How do we tell stories about extreme heat and climate change in New York City? And who tells these stories?
Join Queens Memory and community partners from the Melting Meltropolis project to learn more about how communities are documenting local climate impacts related to urban heat. Listen to stories from across the boroughs about how our neighborhoods are changing and adapting to longer and hotter summers, share your own experiences, and reflect on how these everyday stories enter our collective memory.
The evening will begin with a tour of the boathouse (weather permitting, we may go outside!), followed by a writing prompt and time to explore pop-up stations focusing on oral histories, archival photographs and snapshots, and art-making hosted by the Melting Metropolis NYC partners, including Queens College, CUNY, Urban Archive, King Manor Museum, Newtown Creek Alliance, and resident partners from the Lower East Side.
Melting Metropolis is a Wellcome-funded project exploring how Londoners, New Yorkers and Parisians have thought and felt about heat and its impact on their health.

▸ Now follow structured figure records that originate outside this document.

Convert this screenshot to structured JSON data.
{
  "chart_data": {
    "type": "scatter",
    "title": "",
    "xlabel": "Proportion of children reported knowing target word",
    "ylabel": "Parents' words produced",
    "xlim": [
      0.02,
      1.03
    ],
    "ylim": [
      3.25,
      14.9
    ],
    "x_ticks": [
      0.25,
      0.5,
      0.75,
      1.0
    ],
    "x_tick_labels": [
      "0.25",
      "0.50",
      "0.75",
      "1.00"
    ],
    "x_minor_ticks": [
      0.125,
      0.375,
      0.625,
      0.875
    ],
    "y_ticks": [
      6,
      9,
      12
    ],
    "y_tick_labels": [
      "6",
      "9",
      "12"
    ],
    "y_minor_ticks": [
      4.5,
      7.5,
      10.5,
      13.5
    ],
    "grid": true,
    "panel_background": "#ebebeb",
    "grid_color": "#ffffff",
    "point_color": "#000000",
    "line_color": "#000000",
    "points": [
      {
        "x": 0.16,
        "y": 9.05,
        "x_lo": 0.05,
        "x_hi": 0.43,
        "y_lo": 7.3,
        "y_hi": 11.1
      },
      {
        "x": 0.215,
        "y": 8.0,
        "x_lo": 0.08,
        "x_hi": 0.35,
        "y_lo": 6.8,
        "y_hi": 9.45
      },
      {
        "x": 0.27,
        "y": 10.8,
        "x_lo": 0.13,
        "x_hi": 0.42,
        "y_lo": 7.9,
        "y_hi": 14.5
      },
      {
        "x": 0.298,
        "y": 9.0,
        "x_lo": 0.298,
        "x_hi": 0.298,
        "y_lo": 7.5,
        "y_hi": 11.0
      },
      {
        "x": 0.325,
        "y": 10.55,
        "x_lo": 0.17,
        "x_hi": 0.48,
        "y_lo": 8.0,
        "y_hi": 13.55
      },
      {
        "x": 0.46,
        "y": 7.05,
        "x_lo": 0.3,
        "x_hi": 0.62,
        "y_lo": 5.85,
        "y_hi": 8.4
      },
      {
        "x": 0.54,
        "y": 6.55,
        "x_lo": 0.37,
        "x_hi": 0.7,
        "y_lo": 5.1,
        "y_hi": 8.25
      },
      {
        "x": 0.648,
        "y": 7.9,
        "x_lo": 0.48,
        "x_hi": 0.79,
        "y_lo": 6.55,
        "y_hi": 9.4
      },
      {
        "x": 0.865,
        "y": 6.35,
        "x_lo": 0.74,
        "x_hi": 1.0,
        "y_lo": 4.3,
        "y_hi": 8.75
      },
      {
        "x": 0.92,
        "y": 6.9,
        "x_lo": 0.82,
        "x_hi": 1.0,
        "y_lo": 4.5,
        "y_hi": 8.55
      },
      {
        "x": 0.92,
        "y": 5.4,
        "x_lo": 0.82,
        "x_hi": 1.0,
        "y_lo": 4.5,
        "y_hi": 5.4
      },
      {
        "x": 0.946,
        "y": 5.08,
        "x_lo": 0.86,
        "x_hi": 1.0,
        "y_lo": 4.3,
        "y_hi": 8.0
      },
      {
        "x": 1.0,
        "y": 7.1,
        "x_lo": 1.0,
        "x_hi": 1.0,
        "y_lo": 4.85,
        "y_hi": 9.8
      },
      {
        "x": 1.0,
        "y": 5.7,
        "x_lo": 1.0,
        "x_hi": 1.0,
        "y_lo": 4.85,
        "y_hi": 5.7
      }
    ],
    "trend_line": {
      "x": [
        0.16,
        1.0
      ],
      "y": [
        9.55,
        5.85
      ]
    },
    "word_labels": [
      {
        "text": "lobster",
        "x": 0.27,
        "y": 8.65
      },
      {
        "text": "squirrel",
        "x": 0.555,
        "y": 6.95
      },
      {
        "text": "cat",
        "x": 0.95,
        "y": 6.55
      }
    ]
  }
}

This event is part of a year-long public programming series with the Oral History MA Program at Columbia University, exploring the relationships between place, memory, and oral history through a series of site-specific oral history events. From the Lower East Side to Long Island City, from the domino table to the community center meeting room, we will experience how oral histories live in places and communities.
Beverages and light bites will be served.